3) Ele não está tão a fim de você: baseado em um livro de auto-ajuda, a comédia água com açúcar diverte e transporta algumas situações reais que as mulheres passam nas tentativas de relacionamentos afetivos para as telas, de forma cômica e, em alguns casos, quase verídica. Tudo é abordado com leveza, mas dá umas dicas bem legais para que as ladies percebam se o homem amado está correspondendo aos seus encantos ou não.
Não é uma mega comédia, mas ensina que a melhor forma de encarar uma decepção amorosa é aceitá-la, de forma crua e tocando a bola em frente. E a personagem Gigi, interpretada por Ginnifer Goodwin, faz um discurso sobre a esperança mesmo quando a expressão dos sentimentos é vista de forma humilhante e vexatória que a comédia abre espaço para uma reflexão de como enxergamos nossos desencontros afetivos. E é muito legal perceber que os relacionamentos retratados passam a funcionar quando as pessoas abrem mão das ilusões e optam por encarar a realidade como ela é. É cool e parece uma versão cinematográfica de revistas focadas no público feminino, como Gloss, Capricho e Nova.

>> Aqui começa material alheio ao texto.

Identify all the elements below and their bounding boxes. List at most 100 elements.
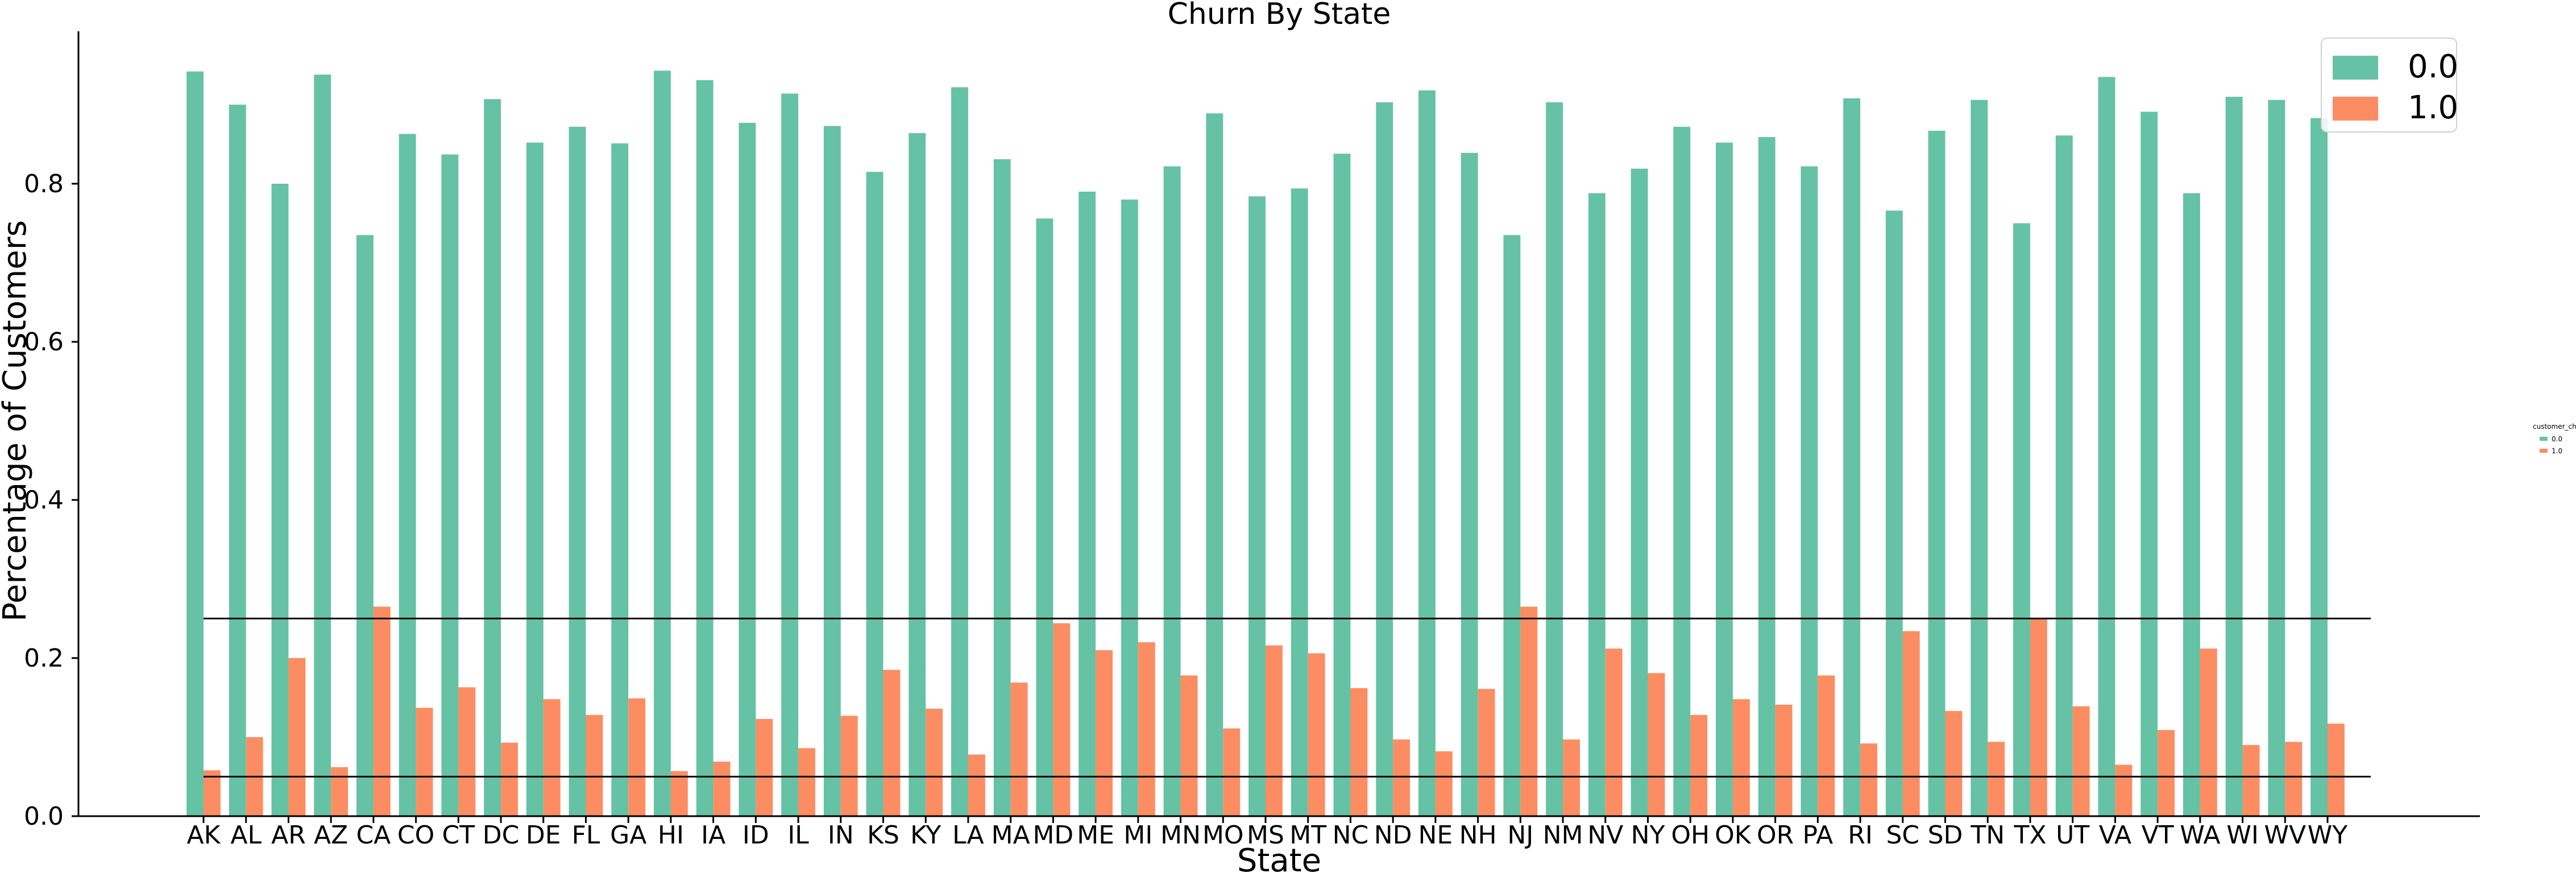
x-tick-label: MD: [1032, 821, 1073, 850]
bar-MD-1_0: [1053, 623, 1071, 816]
y-tick-label: 0.0: [24, 802, 64, 831]
bar-SC-1_0: [1902, 631, 1920, 816]
bar-WV-1_0: [2285, 742, 2303, 816]
bar-LA-0_0: [951, 87, 968, 816]
y-axis-title: Percentage of Customers: [0, 220, 34, 622]
bar-OH-1_0: [1690, 715, 1708, 816]
bar-AL-0_0: [229, 105, 246, 816]
bar-AZ-1_0: [331, 767, 349, 816]
x-tick-label: TN: [1970, 821, 2005, 850]
x-tick-label: PA: [1802, 821, 1833, 850]
y-tick-label: 0.4: [24, 486, 64, 515]
bar-UT-1_0: [2072, 706, 2090, 816]
bar-OR-1_0: [1775, 705, 1793, 816]
bar-MN-1_0: [1180, 675, 1198, 816]
reference-lines: [204, 618, 2371, 777]
bar-NM-1_0: [1563, 739, 1580, 816]
outer-legend-swatch-1: [2540, 449, 2548, 453]
bar-NE-1_0: [1435, 751, 1453, 816]
x-tick-label: LA: [952, 821, 984, 850]
bar-CO-1_0: [416, 708, 433, 816]
x-tick-label: MS: [1247, 821, 1284, 850]
x-tick-label: VT: [2142, 821, 2174, 850]
bar-TN-1_0: [1988, 742, 2005, 816]
bar-MA-0_0: [993, 159, 1011, 816]
x-tick-label: DE: [526, 821, 561, 850]
bar-IN-1_0: [840, 715, 858, 816]
bar-HI-0_0: [654, 71, 671, 817]
outer-legend-title: customer_churn: [2533, 423, 2576, 431]
bar-VA-1_0: [2115, 764, 2133, 816]
bar-ND-0_0: [1376, 102, 1393, 817]
bar-MS-1_0: [1266, 645, 1283, 816]
bar-MO-0_0: [1206, 113, 1223, 816]
x-tick-label: WV: [2264, 821, 2306, 850]
bar-AR-1_0: [288, 658, 306, 816]
x-tick-label: ME: [1077, 821, 1114, 850]
bar-VA-0_0: [2098, 77, 2115, 817]
x-tick-label: SD: [1928, 821, 1963, 850]
bar-NY-0_0: [1631, 168, 1648, 817]
bar-CT-0_0: [441, 154, 459, 816]
x-tick-label: IN: [828, 821, 854, 850]
x-tick-label: OH: [1671, 821, 1710, 850]
x-tick-label: OR: [1757, 821, 1794, 850]
bar-DC-1_0: [501, 742, 518, 816]
x-tick-label: NY: [1631, 821, 1665, 850]
chart-title: Churn By State: [1168, 0, 1391, 31]
bar-MO-1_0: [1223, 728, 1241, 816]
bar-WA-1_0: [2200, 648, 2217, 816]
bar-GA-0_0: [611, 143, 629, 817]
bar-DE-0_0: [526, 142, 544, 817]
bar-LA-1_0: [968, 754, 985, 816]
x-tick-label: ID: [742, 821, 769, 850]
bar-WV-0_0: [2268, 100, 2285, 816]
x-tick-label: MA: [992, 821, 1030, 850]
bar-NH-0_0: [1461, 152, 1478, 816]
bar-CA-0_0: [356, 235, 374, 817]
bar-IL-0_0: [781, 93, 799, 816]
bar-IA-1_0: [713, 762, 731, 816]
bar-FL-0_0: [569, 126, 586, 816]
bar-NV-1_0: [1605, 648, 1623, 816]
bar-WI-0_0: [2225, 97, 2243, 817]
y-tick-label: 0.6: [24, 328, 64, 357]
bar-RI-1_0: [1860, 743, 1877, 816]
bar-VT-1_0: [2158, 730, 2175, 816]
bar-HI-1_0: [670, 771, 688, 816]
bar-TX-0_0: [2013, 223, 2030, 816]
bar-ME-1_0: [1096, 650, 1113, 816]
bar-IL-1_0: [798, 748, 815, 816]
bar-NJ-0_0: [1503, 235, 1521, 817]
bar-CT-1_0: [458, 687, 476, 816]
bar-KY-1_0: [926, 708, 943, 816]
legend-swatch-1: [2333, 97, 2378, 121]
x-tick-label: AK: [187, 821, 221, 850]
outer-legend-label-1: 1.0: [2552, 447, 2562, 455]
bar-ND-1_0: [1393, 739, 1411, 816]
bar-WY-1_0: [2328, 723, 2345, 816]
y-axis-ticks: 0.0 0.2 0.4 0.6 0.8: [24, 169, 78, 831]
x-tick-label: GA: [610, 821, 646, 850]
x-axis-ticks: AK AL AR AZ CA CO CT DC DE FL GA HI IA ID IL IN KS KY LA MA…: [187, 816, 2348, 850]
x-tick-label: RI: [1848, 821, 1873, 850]
bar-NJ-1_0: [1520, 606, 1538, 816]
bar-NH-1_0: [1478, 689, 1495, 816]
x-tick-label: MN: [1160, 821, 1201, 850]
bar-AK-1_0: [204, 770, 221, 816]
bar-KY-0_0: [909, 133, 926, 816]
bar-MN-0_0: [1163, 166, 1181, 816]
bar-OH-0_0: [1673, 126, 1691, 816]
bar-ID-1_0: [756, 719, 773, 816]
bar-ID-0_0: [739, 122, 756, 817]
bar-AR-0_0: [271, 184, 289, 816]
x-tick-label: AL: [230, 821, 262, 850]
bar-TX-1_0: [2030, 618, 2047, 816]
x-tick-label: KY: [910, 821, 941, 850]
bars-group: [186, 71, 2345, 817]
x-tick-label: AZ: [314, 821, 348, 850]
bar-AK-0_0: [186, 71, 204, 817]
x-tick-label: WY: [2308, 821, 2348, 850]
bar-WI-1_0: [2242, 744, 2260, 816]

Além de ser três filmes que eu sugiro a vocês assistirem, vejo neles um forte denominador comum: a auto-afirmação individual. Cada um a sua forma, (o machista) The Spirit, o (manifesto de liberdade minoritária) Milk e (a percepção sentimental feminina) Ele não está a fim de você são produções que reforçam a identidade particular de cada um de nós e os motivos que fazem com que essas identidades sejam justificadas e desenvolvidas. Em um momento em que todos nós parecemos amontoados em uma única massa movida pela tecnologia, a retomada pela individualidade soa bastante interessante.
É como se voltássemos a ser movidos pelos objetivos internos, algo que parece ter sido sufocado com tanta modernidade e velocidade de informação. Um brinde à nossa individualidade. E a possibilidade de lidar com ela, independente de sua natureza.